En juin 1941, Lina a quinze ans. Elle se passionne pour le dessin, s’agace de voir son pays, la Lituanie, se plier à l’autorité de Staline et ne craint pas de donner son avis. Sa vie bascule lorsque le NKVD vient arrêter sa famille en pleine nuit. Elle est déportée en Sibérie avec sa mère et son frère, tandis que son père est envoyé vers un autre camp du Goulag. Le voyage en train, puis l’apprentissage de la vie en captivité dans un kolkhoze, et enfin la douloureuse expérience d’un transfert vers un camp au-delà du cercle polaire forment les étapes du récit de Lina. Elle décrit les conditions de vie difficiles, inhumaines même à certains moments, et les relations compliquées entre les déportés eux-mêmes comme avec les soldats qui les encadrent.

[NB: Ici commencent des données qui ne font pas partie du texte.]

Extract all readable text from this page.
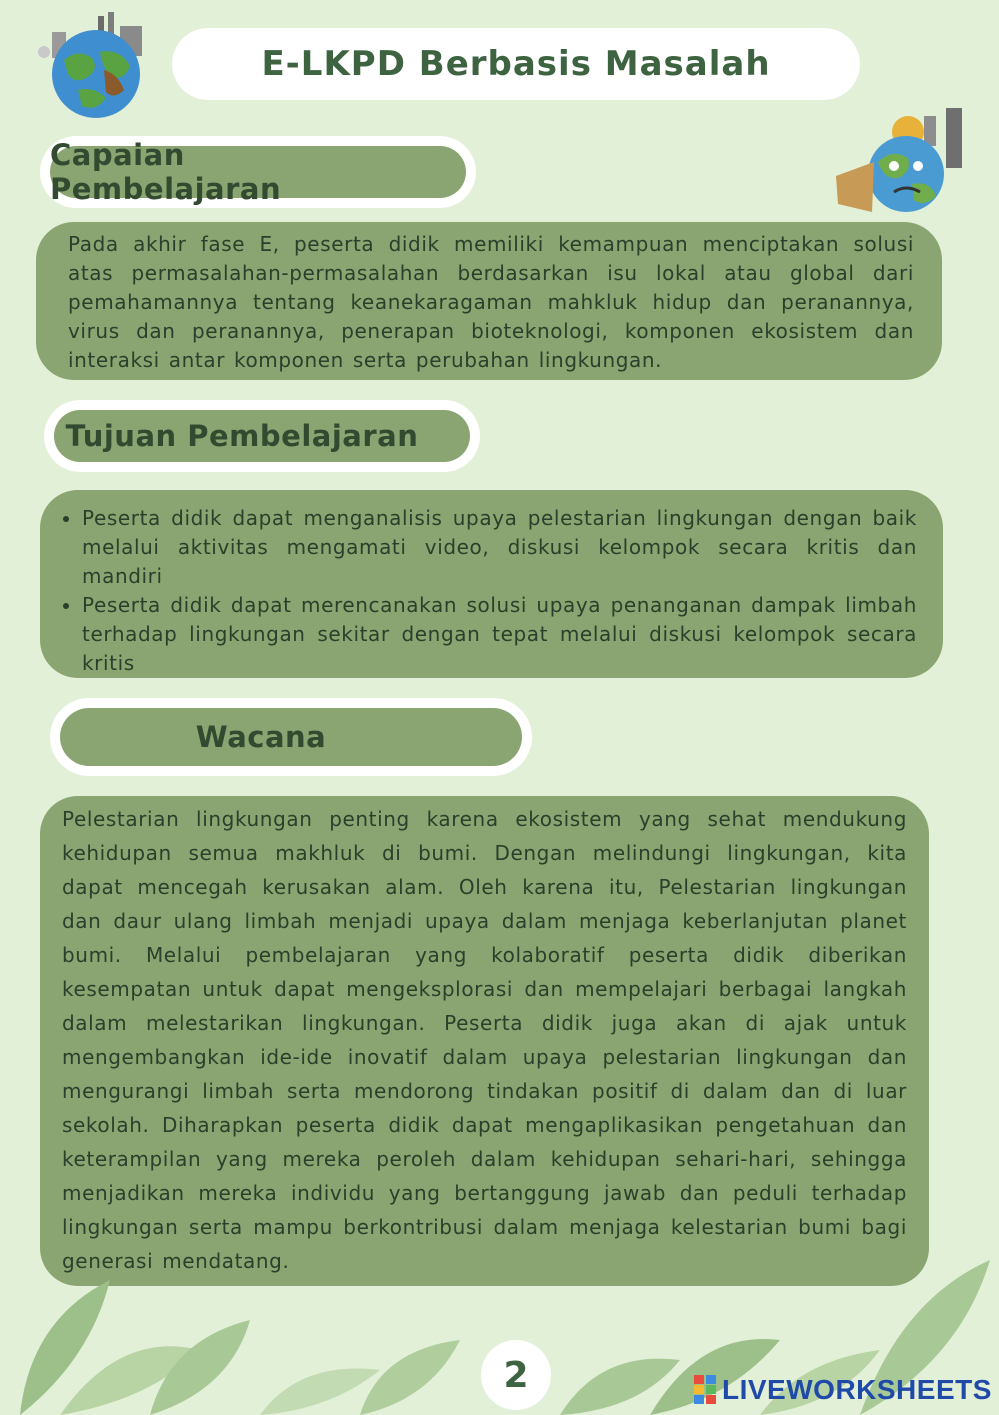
E-LKPD Berbasis Masalah
Capaian Pembelajaran

Pada akhir fase E, peserta didik memiliki kemampuan menciptakan solusi atas permasalahan-permasalahan berdasarkan isu lokal atau global dari pemahamannya tentang keanekaragaman mahkluk hidup dan peranannya, virus dan peranannya, penerapan bioteknologi, komponen ekosistem dan interaksi antar komponen serta perubahan lingkungan.

Tujuan Pembelajaran
• Peserta didik dapat menganalisis upaya pelestarian lingkungan dengan baik melalui aktivitas mengamati video, diskusi kelompok secara kritis dan mandiri
• Peserta didik dapat merencanakan solusi upaya penanganan dampak limbah terhadap lingkungan sekitar dengan tepat melalui diskusi kelompok secara kritis
Wacana

Pelestarian lingkungan penting karena ekosistem yang sehat mendukung kehidupan semua makhluk di bumi. Dengan melindungi lingkungan, kita dapat mencegah kerusakan alam. Oleh karena itu, Pelestarian lingkungan dan daur ulang limbah menjadi upaya dalam menjaga keberlanjutan planet bumi. Melalui pembelajaran yang kolaboratif peserta didik diberikan kesempatan untuk dapat mengeksplorasi dan mempelajari berbagai langkah dalam melestarikan lingkungan. Peserta didik juga akan di ajak untuk mengembangkan ide-ide inovatif dalam upaya pelestarian lingkungan dan mengurangi limbah serta mendorong tindakan positif di dalam dan di luar sekolah. Diharapkan peserta didik dapat mengaplikasikan pengetahuan dan keterampilan yang mereka peroleh dalam kehidupan sehari-hari, sehingga menjadikan mereka individu yang bertanggung jawab dan peduli terhadap lingkungan serta mampu berkontribusi dalam menjaga kelestarian bumi bagi generasi mendatang.

2	LIVEWORKSHEETS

Le ton, le choix de l’héroïne, le style font de ce roman une oeuvre destinée à la jeunesse. Pourtant un lecteur adulte peut trouver autant d’intérêt que de plaisir à cette lecture. Ruta Sepetys s’est efforcée de documenter avec précision son travail. Fille d’un réfugié lituanien, elle s’est non seulement appuyée sur le témoignage de son père, mais s’est aussi rendue en Lituanie pour recueillir des témoignages. L’histoire de Lina, si elle est le fruit de l’imagination de l’auteur, est nourrie de faits et d’anecdotes réels. La plongée dans l’univers du Goulag est rendue avec beaucoup de vraisemblance. On ne peut s’empêcher de penser à Une journée d’Ivan Denissovitch, sans oublier les travaux menés par des historiens comme Nicolas Werth (L’île aux cannibales, notamment). Au-delà de l’évocation historique, Ruta Sepetys réussit à captiver l’attention de son lecteur en créant une histoire où se mêlent secrets de famille, préoccupations adolescentes et une ébauche d’histoire d’amour. Les personnages secondaires, bien que nombreux, sont caractérisés avec soin. On évite le piège du manichéisme : les méchants ne sont pas si noirs qu’ils peuvent paraître, et les déportés ne sont pas tous gentils. Le dénouement est cependant un peu abrupt, et l’épilogue peut laisser le lecteur sur sa faim.

Une lecture à conseiller aux adolescents, mais aussi aux adultes curieux de comprendre ce que fut le Goulag.

Merci, Christine !

Ce qu’ils n’ont pas pu nous prendre, Ruta Sepetys, 2011.